July Recruiting, Retention Figures Reflect Continued Success
By Donna Miles
American Forces Press Service
WASHINGTON, Aug. 10, 2005 A fresh supply of recent high school graduates, more recruiters and more enticing enlistment incentives are being credited with the Army's second straight successful month of meeting its recruiting goals, according to the Defense Department's acting deputy undersecretary for military personnel policy.
Bill Carr offered his assessment today as the Defense Department released statistics reflecting all four services' recruiting and retention figures for July.
The Army, Marine Corps and Air Force met or exceeded their goals for the month, and the Navy achieved 99 percent of its July goal, DoD officials reported.
The Army recruited the most new members, more than 8,000, 9 percent above its July goal. The Marines recruited more than 3,600 members, 103 percent of their goal; and the Air Force, almost 2,100, 101 percent of its goal. The Navy added more than 4,700 new sailors to its ranks, just 41 short of its July goal.
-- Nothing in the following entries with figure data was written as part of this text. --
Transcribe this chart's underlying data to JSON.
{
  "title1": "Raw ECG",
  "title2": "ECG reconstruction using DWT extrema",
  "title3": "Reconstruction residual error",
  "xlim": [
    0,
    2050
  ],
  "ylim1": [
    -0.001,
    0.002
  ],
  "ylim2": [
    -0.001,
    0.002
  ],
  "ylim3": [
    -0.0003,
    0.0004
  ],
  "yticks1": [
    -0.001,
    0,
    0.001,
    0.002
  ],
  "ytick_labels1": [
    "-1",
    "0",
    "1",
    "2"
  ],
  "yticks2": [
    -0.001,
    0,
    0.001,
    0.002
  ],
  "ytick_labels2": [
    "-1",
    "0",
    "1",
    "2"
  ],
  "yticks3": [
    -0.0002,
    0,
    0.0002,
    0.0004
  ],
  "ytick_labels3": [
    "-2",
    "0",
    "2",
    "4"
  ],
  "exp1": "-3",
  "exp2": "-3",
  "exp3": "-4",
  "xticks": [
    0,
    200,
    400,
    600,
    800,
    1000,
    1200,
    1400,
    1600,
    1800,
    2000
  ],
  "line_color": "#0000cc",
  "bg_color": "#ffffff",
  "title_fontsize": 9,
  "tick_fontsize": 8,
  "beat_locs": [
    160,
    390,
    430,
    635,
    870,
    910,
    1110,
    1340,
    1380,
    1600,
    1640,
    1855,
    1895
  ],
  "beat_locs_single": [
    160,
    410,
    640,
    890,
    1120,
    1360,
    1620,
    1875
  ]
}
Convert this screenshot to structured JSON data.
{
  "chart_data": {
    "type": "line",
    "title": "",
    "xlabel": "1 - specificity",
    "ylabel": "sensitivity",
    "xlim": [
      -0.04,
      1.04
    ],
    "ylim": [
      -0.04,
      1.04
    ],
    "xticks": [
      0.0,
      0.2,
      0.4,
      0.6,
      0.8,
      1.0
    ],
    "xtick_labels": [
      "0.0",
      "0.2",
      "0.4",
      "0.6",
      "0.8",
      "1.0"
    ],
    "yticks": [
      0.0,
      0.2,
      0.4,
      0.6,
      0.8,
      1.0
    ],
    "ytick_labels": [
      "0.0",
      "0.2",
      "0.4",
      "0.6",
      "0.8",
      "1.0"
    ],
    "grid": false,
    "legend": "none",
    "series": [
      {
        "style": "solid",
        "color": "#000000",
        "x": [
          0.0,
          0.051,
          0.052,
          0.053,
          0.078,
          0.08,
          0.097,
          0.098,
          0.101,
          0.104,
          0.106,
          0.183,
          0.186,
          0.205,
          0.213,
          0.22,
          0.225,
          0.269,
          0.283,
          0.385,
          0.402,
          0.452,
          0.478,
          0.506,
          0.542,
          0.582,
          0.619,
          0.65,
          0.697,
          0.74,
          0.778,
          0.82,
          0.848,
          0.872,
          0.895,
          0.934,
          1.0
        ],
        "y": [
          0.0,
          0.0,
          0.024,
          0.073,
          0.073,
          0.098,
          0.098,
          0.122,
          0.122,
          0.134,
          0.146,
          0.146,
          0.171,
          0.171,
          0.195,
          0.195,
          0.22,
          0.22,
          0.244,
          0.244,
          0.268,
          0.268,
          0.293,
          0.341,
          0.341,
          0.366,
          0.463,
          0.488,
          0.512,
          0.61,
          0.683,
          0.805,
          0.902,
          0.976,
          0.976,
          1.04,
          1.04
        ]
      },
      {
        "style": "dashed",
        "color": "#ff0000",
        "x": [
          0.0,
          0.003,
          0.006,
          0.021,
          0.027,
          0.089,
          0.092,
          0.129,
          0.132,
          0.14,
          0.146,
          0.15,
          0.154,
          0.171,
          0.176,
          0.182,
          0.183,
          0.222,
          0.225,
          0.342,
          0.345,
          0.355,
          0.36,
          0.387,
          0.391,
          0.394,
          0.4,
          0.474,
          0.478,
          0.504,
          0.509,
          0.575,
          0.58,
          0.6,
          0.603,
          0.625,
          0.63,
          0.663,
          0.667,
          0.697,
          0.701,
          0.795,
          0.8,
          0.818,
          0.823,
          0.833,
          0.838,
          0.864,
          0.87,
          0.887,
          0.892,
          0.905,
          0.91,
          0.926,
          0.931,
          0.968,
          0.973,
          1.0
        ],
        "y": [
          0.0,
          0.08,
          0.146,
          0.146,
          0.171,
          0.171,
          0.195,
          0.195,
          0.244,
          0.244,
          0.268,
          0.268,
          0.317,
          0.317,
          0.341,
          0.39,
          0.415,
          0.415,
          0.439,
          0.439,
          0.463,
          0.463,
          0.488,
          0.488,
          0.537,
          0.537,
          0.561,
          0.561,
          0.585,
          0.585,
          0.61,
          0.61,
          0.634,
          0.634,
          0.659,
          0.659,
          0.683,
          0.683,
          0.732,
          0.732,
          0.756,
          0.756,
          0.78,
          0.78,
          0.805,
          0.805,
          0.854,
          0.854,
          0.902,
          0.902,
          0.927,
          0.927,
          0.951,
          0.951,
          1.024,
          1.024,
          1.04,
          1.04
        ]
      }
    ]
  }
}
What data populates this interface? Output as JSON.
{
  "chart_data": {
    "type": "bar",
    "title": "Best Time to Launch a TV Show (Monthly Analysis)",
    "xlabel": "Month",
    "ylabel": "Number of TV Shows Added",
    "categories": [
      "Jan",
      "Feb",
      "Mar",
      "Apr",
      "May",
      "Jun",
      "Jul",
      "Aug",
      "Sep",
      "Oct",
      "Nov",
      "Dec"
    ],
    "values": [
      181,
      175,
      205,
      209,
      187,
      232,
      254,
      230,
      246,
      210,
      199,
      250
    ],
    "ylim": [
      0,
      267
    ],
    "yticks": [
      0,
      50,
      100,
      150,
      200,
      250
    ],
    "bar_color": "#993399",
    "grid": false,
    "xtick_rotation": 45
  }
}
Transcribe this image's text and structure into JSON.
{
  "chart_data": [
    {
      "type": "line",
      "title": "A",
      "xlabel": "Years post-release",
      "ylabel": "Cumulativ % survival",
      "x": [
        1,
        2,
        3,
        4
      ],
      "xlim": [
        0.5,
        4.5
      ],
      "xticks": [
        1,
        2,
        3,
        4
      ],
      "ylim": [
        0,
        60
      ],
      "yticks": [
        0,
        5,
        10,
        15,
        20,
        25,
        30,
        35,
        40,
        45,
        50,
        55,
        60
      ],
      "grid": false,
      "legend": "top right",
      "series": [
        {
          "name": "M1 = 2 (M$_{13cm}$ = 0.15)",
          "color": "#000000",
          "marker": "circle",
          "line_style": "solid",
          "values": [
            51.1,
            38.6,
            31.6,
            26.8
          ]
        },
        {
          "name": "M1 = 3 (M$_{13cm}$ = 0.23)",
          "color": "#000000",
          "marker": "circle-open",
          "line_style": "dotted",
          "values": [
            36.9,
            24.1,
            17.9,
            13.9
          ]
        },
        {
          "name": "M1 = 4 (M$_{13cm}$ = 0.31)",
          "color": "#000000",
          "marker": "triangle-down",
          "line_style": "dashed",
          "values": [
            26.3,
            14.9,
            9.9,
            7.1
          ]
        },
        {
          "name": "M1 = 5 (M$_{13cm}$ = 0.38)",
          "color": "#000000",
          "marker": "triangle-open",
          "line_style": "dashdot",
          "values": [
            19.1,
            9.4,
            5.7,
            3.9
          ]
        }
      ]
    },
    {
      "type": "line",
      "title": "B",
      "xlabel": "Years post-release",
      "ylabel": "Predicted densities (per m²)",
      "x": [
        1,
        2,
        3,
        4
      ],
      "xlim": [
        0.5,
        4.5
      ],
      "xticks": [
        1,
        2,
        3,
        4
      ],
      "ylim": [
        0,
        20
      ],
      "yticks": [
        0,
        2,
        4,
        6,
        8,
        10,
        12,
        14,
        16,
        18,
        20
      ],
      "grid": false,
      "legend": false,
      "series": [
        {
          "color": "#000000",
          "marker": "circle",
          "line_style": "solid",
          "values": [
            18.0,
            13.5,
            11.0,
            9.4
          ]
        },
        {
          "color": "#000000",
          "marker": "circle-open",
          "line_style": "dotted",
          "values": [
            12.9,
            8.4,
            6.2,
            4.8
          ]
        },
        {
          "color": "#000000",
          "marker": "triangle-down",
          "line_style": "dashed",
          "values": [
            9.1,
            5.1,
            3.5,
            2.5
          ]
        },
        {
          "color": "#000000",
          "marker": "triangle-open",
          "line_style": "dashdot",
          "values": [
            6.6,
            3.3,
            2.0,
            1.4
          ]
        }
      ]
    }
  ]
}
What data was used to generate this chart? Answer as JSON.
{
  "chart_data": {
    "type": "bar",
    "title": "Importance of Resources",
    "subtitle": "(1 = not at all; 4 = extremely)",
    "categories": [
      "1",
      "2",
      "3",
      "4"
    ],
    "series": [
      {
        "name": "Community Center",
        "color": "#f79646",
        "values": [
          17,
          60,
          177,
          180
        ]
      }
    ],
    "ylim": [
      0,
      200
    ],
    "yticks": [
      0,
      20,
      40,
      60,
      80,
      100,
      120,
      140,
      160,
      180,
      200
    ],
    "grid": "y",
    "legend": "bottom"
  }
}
Acknowledging that the Army and Navy, with the highest recruiting goals, "face the stiffest headwinds" in filling their ranks, Carr said the July numbers reflect a lot of hard work by recruiters and an increasingly attractive recruiting environment.
But he acknowledged that across-the-board recruiting successes in June and July may not be enough to make up for springtime slumps when the services, particularly the Army, tally up their year-end recruiting numbers. "Success for the year is still going to be a challenge," he said.
Summer months always are better recruiting months than springtime, with new high school graduates providing a larger potential recruiting pool, Carr said.
In addition, a boost in the number of recruiters and the incentives they can offer for joining the military is paying off, Carr said. DoD has asked Congress to increase the top enlistment bonuses beyond $20,000, and Carr said he expects this request, once approved, to further help military recruitment.
A continuing problem confronting recruiters is that adults who influence young people's decision to join the military - parents, teachers, coaches and others - are 9 to 10 percent less likely than in the past to recommend military service. As a result, Carr said, recruitment efforts are increasingly addressing not just potential recruits, but also their influencers, many whose only exposure to the military is based on what they see on television or in the movies.
Recruiters from services struggling to fill their ranks also are increasingly looking to veterans from other services who wish to rejoin the military, Carr said. He noted the value prior-service recruits bring to the military, with valuable training and experience under their belts.
Active-duty retention during July remained high, with all services meeting or exceeding their overall retention goals for the month, and expected to meet their goals for the fiscal year.
These figures "speak well for the units, the commanders and all those who serve," Carr said.
In the reserve components, the Marine Corps Reserve and Air Force Reserve met their July recruiting goals, but the other reserve components fell short for the month.
The Air National Guard achieved 87 percent of its July goal; the Army Reserve, 82 percent; the Army National Guard, 80 percent; and the Navy Reserve, 54 percent.
Defense officials cite two possible reasons for this shortfall: an improving economy and the successful active-duty retention rate that leaves a small pool of prior-service candidates likely to join the reserve components.